Index
- Agent
- Decoding
- Fine-tuning
- Hallucination
- In-context learning
- Mixture of Experts (MoE)
- Prompt
- Prompt engineering
- Quantization
- Retrieval Augmented Generation (RAG)
- RLHF
- Zero-shot, few-shot prompting
Agent
A program or tool with non-zero LLM calls.
Fine-tuning
Fine-tuning refers to the process of training the language model with labeled data for the downstream tasks. In the context of LLM, fine-tuning is further categorized into three:- Full fine-tuning means updating all the parameters of the language model.
- Efficient fine-tuning refers to only fine-tuning a subset of parameters in the language model. For example, Parameter-Efficient Fine Tuning (PEFT) methods freeze the pretrained model parameters during fine-tuning and add a small number of trainable parameters (the adapters) on top of it. The adapters are trained to learn task-specific information.
- Instruction Tuning denotes fine-tuning language model with downstream task instructions to encourage model generalization to unseen tasks in inference.
Hallucination
In the context of large language models (LLMs) like GPT-3, hallucination refers to a phenomenon where the model generates outputs that may be incorrect or not grounded in reality.
Decoding
Decoding refers to different approaches of how we select output tokens/words with their probabilities while generating text. There are three main decoding approaches.
- Greedy decoding selects the word with the highest probability as its next word at each timestep while generating output tokens.
- Beam search is another alternative approach to reduce the risk of missing hidden high probability word sequences by keeping the most likely num_beams of hypotheses at each time step and eventually choosing the hypothesis that has the overall highest probability. Greedy decoding and beam search are referred as deterministic methods. Deterministic methods often lead to the problem of model degeneration, i.e., the generated text is unnatural and contains undesirable repetitions.
- Contrastive search aims to solve the degeneration problem by incorporating a degeneration penalty. In other words, it considers both the probability of candidate word and the degeneration penalty by choosing it.

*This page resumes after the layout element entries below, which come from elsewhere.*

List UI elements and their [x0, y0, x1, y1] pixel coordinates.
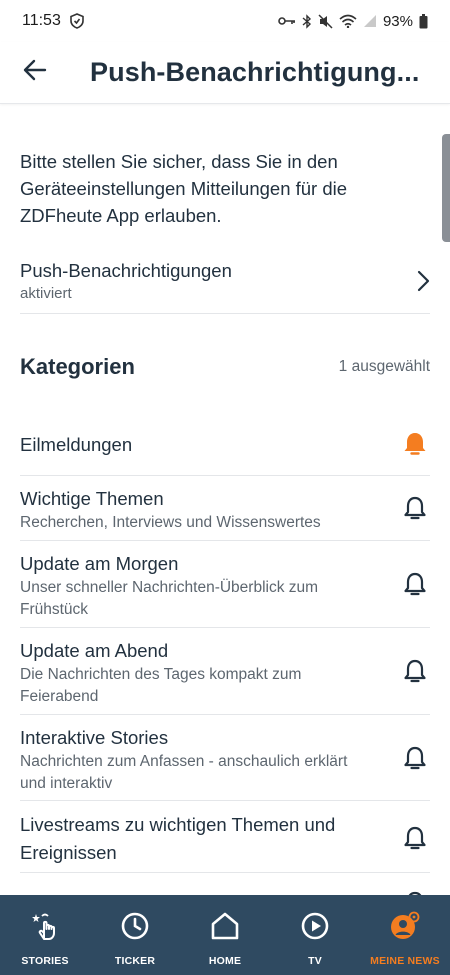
arrow-left-icon — [23, 59, 47, 86]
back-button[interactable] — [0, 42, 70, 104]
category-desc: Recherchen, Interviews und Wissenswertes — [20, 514, 321, 531]
app-header: Push-Benachrichtigung... — [0, 42, 450, 104]
nav-home[interactable]: HOME — [180, 895, 270, 975]
bluetooth-icon — [302, 13, 312, 29]
battery-icon — [419, 13, 428, 29]
nav-meine-news[interactable]: MEINE NEWS — [360, 895, 450, 975]
stories-hand-icon — [30, 911, 60, 946]
nav-label: HOME — [208, 955, 242, 967]
key-icon — [278, 15, 296, 27]
push-notifications-row[interactable]: Push-Benachrichtigungen aktiviert — [20, 258, 430, 314]
settings-content[interactable]: Bitte stellen Sie sicher, dass Sie in de… — [0, 104, 450, 895]
categories-title: Kategorien — [20, 354, 135, 379]
scrollbar-thumb[interactable] — [442, 134, 450, 242]
battery-text: 93% — [382, 12, 413, 30]
bell-outline-icon[interactable] — [402, 745, 428, 776]
signal-icon — [363, 14, 377, 28]
wifi-icon — [339, 14, 357, 28]
nav-label: STORIES — [21, 955, 69, 967]
categories-header: Kategorien 1 ausgewählt — [20, 354, 430, 380]
category-livestreams[interactable]: Livestreams zu wichtigen Themen und Erei… — [20, 801, 430, 873]
category-desc: Nachrichten zum Anfassen - anschaulich e… — [20, 753, 348, 792]
shield-icon — [69, 13, 85, 29]
category-name: Update am Abend — [20, 640, 169, 661]
bottom-navigation: STORIES TICKER HOME TV MEINE NEWS — [0, 895, 450, 975]
clock-icon — [120, 911, 150, 946]
nav-tv[interactable]: TV — [270, 895, 360, 975]
category-desc: Die Nachrichten des Tages kompakt zum Fe… — [20, 666, 302, 705]
category-name: Update am Morgen — [20, 553, 179, 574]
category-wichtige-themen[interactable]: Wichtige Themen Recherchen, Interviews u… — [20, 476, 430, 541]
bell-outline-icon[interactable] — [402, 658, 428, 689]
bell-filled-icon[interactable] — [402, 431, 428, 462]
category-desc: Unser schneller Nachrichten-Überblick zu… — [20, 579, 319, 618]
mute-icon — [318, 13, 333, 29]
category-update-morgen[interactable]: Update am Morgen Unser schneller Nachric… — [20, 541, 430, 628]
category-name: Livestreams zu wichtigen Themen und Erei… — [20, 814, 336, 863]
category-eilmeldungen[interactable]: Eilmeldungen — [20, 411, 430, 476]
info-text: Bitte stellen Sie sicher, dass Sie in de… — [20, 151, 348, 226]
category-name: Wichtige Themen — [20, 488, 164, 509]
nav-label: MEINE NEWS — [370, 955, 440, 967]
page-title: Push-Benachrichtigung... — [90, 57, 420, 87]
category-interaktive-stories[interactable]: Interaktive Stories Nachrichten zum Anfa… — [20, 715, 430, 801]
nav-stories[interactable]: STORIES — [0, 895, 90, 975]
category-update-abend[interactable]: Update am Abend Die Nachrichten des Tage… — [20, 628, 430, 715]
chevron-right-icon — [416, 270, 430, 297]
bell-outline-icon[interactable] — [402, 825, 428, 856]
nav-ticker[interactable]: TICKER — [90, 895, 180, 975]
push-title: Push-Benachrichtigungen — [20, 260, 232, 281]
nav-label: TICKER — [114, 955, 156, 967]
nav-label: TV — [308, 955, 322, 967]
bell-outline-icon[interactable] — [402, 495, 428, 526]
categories-count: 1 ausgewählt — [338, 358, 430, 375]
home-icon — [210, 911, 240, 946]
play-icon — [300, 911, 330, 946]
user-gear-icon — [389, 911, 421, 946]
category-name: Interaktive Stories — [20, 727, 169, 748]
status-time: 11:53 — [22, 12, 61, 29]
status-bar: 11:53 93% — [0, 0, 450, 42]
bell-outline-icon[interactable] — [402, 571, 428, 602]
push-status: aktiviert — [20, 285, 72, 302]
category-name: Eilmeldungen — [20, 434, 133, 455]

- Another approach is sampling, falls in to the category of stochastic methods. Based on the words and their probabilities, in its most basic form, sampling means randomly picking the next word according to the conditional word probability distribution extracted from the language model. Two widely-used stochastic methods are top-k sampling and nucleus sampling (also called top-p sampling).
In-context Learning
In-context learning (ICL) is a technique where task demonstrations are integrated into the prompt in a natural language/textual format. This enables pre-trained LLMs to address new tasks without fine-tuning the model (or updating their parameters).
Mixture of Experts (MoE)
Mixture of Experts framework enables reducing the number of parameters of LLMs significantly, by utilizing (1) Sparse MoE layers which are used instead of dense feed-forward network (FFN) layers. MoE layers have a certain number of “experts”, where each expert is a neural network; (2) A gate network or router determining which tokens are sent to which expert. For example, described as a “scaled-down GPT-4,” Mixtral 8x7B utilizes a Mixture of Experts (MoE) framework with eight experts.
Prompt
Prompt is what we give to an LLM as an input. Prompt Engineering Guide categorizes a prompt into four parts/elements:
- Instruction: a specific task or instruction you want the model to perform
- Context: external information or additional context that can steer the model to better responses
- Input data: the input or question that we are interested to find a response for
- Output indicator: the type or format of the output
Prompt engineering
Prompt engineering is a very recent but rapidly growing discipline that has the goal of designing the optimal prompt given a generative model and a goal.
Quantization
Quantization is a technique to reduce the computational and memory costs of running inference by representing the weights and activations with low-precision data types like 8-bit integer (int8) instead of the usual 32-bit floating point (float32).
RAG
RAG (Retrieval Augmented Generation) - proposed from Meta researchers - augment context to LLMs by retrieving a set of relevant/supporting documents from a source defined (e.g., internal documents, knowledge graphs). The documents are concatenated as context with the original input prompt and fed to the text generator which produces the final output. This makes RAG adaptive for situations where facts could evolve over time. This is very useful as LLMs's parametric knowledge is static.
The following figure illustrates what we often refer to as the RAG triad, which consists of Query, Context, and Response.
RLHF (Reinforcement Learning with Human Feedback)
Reinforcement Learning with Human Feedback (RLHF) is an approach to reinforcement learning where human feedback is incorporated into the learning process to improve the performance of the learning agent. For example, ChatGPT utilizes RLHF because it generates conversational responses that mimic real-life interactions, incorporating human feedback to enhance its learning process.
Zero-shot, few-shot prompting
Zero or few shot refers to how many examples of the target task we give to an LLM. For example, in zero-shot prompting, we want to use LLM directly without giving any example to classify the sentiment of movie reviews. In contrast, we can also give one or more examples (e.g., movie reviews and their sentiments) in our prompt, in this case we are using few-shot prompting.